La résistance aux antibiotiques : une problématique environnementale ? | #1

LLa résistance aux antibiotiques : une problématique environnementale ? | #1

Ressource #1 du dossier Pop’Sciences – CNRS : « Résistances aux traitements : la recherche en quête de solutions »

La résistance aux antibiotiques [encart] est une préoccupation majeure en santé publique. Si beaucoup de recherches sont conduites dans le domaine clinique, la présence de bactéries résistantes dans l’environnement a étendu leur étude à ce nouveau compartiment. Mais comment expliquer que des bactéries dans l’environnement, non exposées aux antibiotiques, puissent développer ces résistances ?

La résistance aux antibiotiques, une préoccupation environnementale

Santé Publique France a publiée en novembre 2022 un rapport1 alertant sur la consommation trop importante d’antibiotiques en France. Une nouvelle campagne de sensibilisation auprès de la population a donc été mise en place car cette consommation massive et parfois inadaptée des antibiotiques augmente le risque d’émergence de bactéries résistantes. En effet, si l’usage des antibiotiques n’est pas mieux encadré, le traitement des infections bactériennes deviendra de plus en plus difficile en raison d’une réduction de la gamme d’antibiotiques efficaces. Cette escalade pourrait conduire, au pire, à une absence d’antibiotique sur le marché permettant de traiter les infections.

Si combattre les bactéries résistantes est longtemps resté une préoccupation seulement en milieu hospitalier, elle concerne aussi les élevages où les animaux sont parfois traités par des antibiotiques, Depuis quelques années, la compréhension de l’émergence et de la dissémination de ces bactéries résistantes est intégrée à une approche de santé globale qualifiée de One Health (« une seule santé »).  Ce concept, né au début des années 2000, reconnait l’interdépendance de la santé de l’Homme, de la santé de l’animal et de celle de l’environnement.

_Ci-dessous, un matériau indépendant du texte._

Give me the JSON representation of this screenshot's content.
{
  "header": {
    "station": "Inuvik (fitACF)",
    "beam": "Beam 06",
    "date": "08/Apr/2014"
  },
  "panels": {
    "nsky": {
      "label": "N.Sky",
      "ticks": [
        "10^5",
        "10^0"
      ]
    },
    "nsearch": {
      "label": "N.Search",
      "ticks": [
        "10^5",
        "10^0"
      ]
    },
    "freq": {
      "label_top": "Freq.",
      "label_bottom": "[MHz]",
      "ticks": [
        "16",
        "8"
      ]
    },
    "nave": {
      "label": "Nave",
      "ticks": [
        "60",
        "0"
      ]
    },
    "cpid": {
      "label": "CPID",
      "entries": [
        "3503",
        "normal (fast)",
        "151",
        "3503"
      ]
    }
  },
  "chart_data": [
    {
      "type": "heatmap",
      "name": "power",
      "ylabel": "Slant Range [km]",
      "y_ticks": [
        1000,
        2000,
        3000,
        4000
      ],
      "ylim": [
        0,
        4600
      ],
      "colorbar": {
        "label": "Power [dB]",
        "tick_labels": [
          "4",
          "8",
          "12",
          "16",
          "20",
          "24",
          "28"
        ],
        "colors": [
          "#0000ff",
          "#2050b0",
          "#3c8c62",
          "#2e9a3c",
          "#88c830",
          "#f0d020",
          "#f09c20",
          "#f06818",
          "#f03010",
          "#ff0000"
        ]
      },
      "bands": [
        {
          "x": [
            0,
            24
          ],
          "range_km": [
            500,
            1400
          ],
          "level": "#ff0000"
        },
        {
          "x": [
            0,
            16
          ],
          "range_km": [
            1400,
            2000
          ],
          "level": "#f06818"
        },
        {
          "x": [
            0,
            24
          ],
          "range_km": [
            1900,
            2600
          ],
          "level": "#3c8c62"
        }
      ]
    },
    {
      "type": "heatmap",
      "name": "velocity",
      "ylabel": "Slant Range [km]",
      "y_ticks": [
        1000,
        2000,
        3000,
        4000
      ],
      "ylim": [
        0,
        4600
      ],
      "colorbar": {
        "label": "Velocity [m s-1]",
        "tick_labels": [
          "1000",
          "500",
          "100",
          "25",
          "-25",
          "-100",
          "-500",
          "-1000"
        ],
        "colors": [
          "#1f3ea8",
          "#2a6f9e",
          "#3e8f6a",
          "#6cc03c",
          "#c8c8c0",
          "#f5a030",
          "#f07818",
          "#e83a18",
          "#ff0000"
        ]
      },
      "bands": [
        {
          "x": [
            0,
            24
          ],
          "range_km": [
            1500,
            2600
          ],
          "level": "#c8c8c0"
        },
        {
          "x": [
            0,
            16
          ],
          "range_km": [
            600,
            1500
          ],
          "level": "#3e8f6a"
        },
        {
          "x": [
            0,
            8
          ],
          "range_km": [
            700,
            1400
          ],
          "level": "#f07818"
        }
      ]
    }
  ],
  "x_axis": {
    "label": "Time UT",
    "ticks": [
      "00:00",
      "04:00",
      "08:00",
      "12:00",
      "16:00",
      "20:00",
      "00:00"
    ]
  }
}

Concept One Health : les trois cercles représentant la santé de l’homme, de l’animal et de l’environnement sont interconnectés. Des exemples concrets des liens qui relient ces compartiments sont donnés autour / Cliquer sur l’image pour l’agrandir. / @inrae.fr

 

 

 

 

 

 

 

 

 

 

 

 

 

 

Dans l’environnement, la contamination des eaux et sols aux antibiotiques demeure relativement faible. Cependant et de manière surprenante, de nombreuses bactéries résistantes à plusieurs familles d’antibiotiques ou multi-résistantes y sont retrouvées.

Les pompes à efflux, un mécanisme de résistance généraliste

Nous avons précédemment décrit les différents mécanismes de résistances aux antibiotiques [encart ci-dessous]. Certains de ces mécanismes sont dits spécifiques, car ils ne confèrent une résistance qu’à une seule famille d’antibiotique ; d’autres, plus généralistes, permettent une résistance à plusieurs familles.

Dans l’équipe BEER (Bacterial Efflux and Environmental Resistance) dans laquelle je réalise ma thèse, nous étudions un mécanisme de résistance généraliste particulier : les pompes à efflux. Ces mécanismes sont présents dans les membranes des bactéries et permettent d’expulser à l’extérieur de la cellule bactérienne des molécules toxiques. Une seule pompe peut ainsi prendre en charge une multitude de composés tels que des désinfectants, des antiseptiques et plusieurs familles d’antibiotiques. Cette propriété en font des contributrices majeures dans l’émergence de bactéries multi-résistantes.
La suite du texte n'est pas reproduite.